AI-powered chatbots are frequently used in areas such as academic writing, education, queries from medical and dental students, diagnostic support for doctors and information about patients’ diseases [12]. Comparing the performance of AI-powered chatbots in dental education and practice to that of human professionals is a significant indicator for verifying the possible usage of AI in dentistry [3, 13]. So far, a limited number of studies evaluated the performance of AI-powered chatbots in answering inquiries about dentistry. Their application in general dental board exams, which includes questions from all specialties, is underexplored. Recently, specialization in dentistry, as in medicine, has become more and more in demand; thus, dentists in Turkey who have completed a five-year undergraduate dental program are beginning to see specialization as a career goal. The only way to receive specialization training in Turkey is to succeed in the dental specialization exam (DUS), which is a central exam based on competence and competition principles and regulated by Turkish state authorities. It questions the professional knowledge of dental graduates in clinical dentistry and basic sciences and consists of multiple-choice questions (MCQs) [14]. MCQs provide educators with achievement data, evaluate a broad range of topics, grade and provide feedback effectively, and cover a huge number of domains; thus, still the most commonly utilized objective method to measure student learning. Furthermore, answering MCQs helps students identify their knowledge gaps quickly, which is helpful for planning future learning [5, 15]. Studies have indicated that AI-powered chatbots possess a high capability for answering MCQs [16].

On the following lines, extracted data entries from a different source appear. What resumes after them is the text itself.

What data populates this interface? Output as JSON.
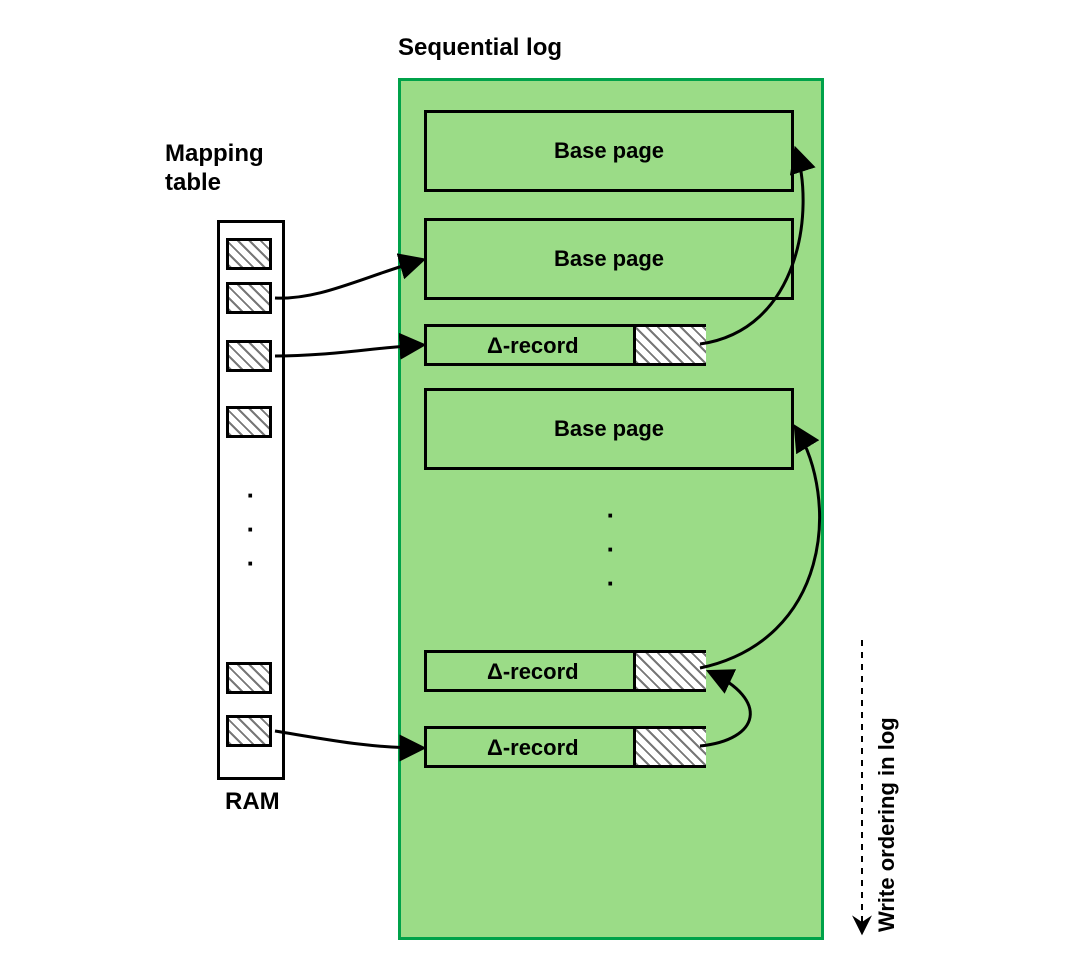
{
  "title_sequential_log": "Sequential log",
  "title_mapping_table": "Mapping\ntable",
  "ram_label": "RAM",
  "write_ordering_label": "Write ordering  in log",
  "log_items": {
    "base_page_1": "Base page",
    "base_page_2": "Base page",
    "delta_record_1": "Δ-record",
    "base_page_3": "Base page",
    "delta_record_2": "Δ-record",
    "delta_record_3": "Δ-record"
  }
}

ChatGPT and Gemini have been used in medical education, and specialties such as urology and ophthalmology. Nevertheless, research on AI-powered chatbots’ knowledge of dental field is very limited [1, 2, 6]. Although there are few studies in the literature that investigate the performance of AI-powered chatbots on specific dental specialties, there is no study that examined their performance in general dental board exams, that contain questions from all specialties together.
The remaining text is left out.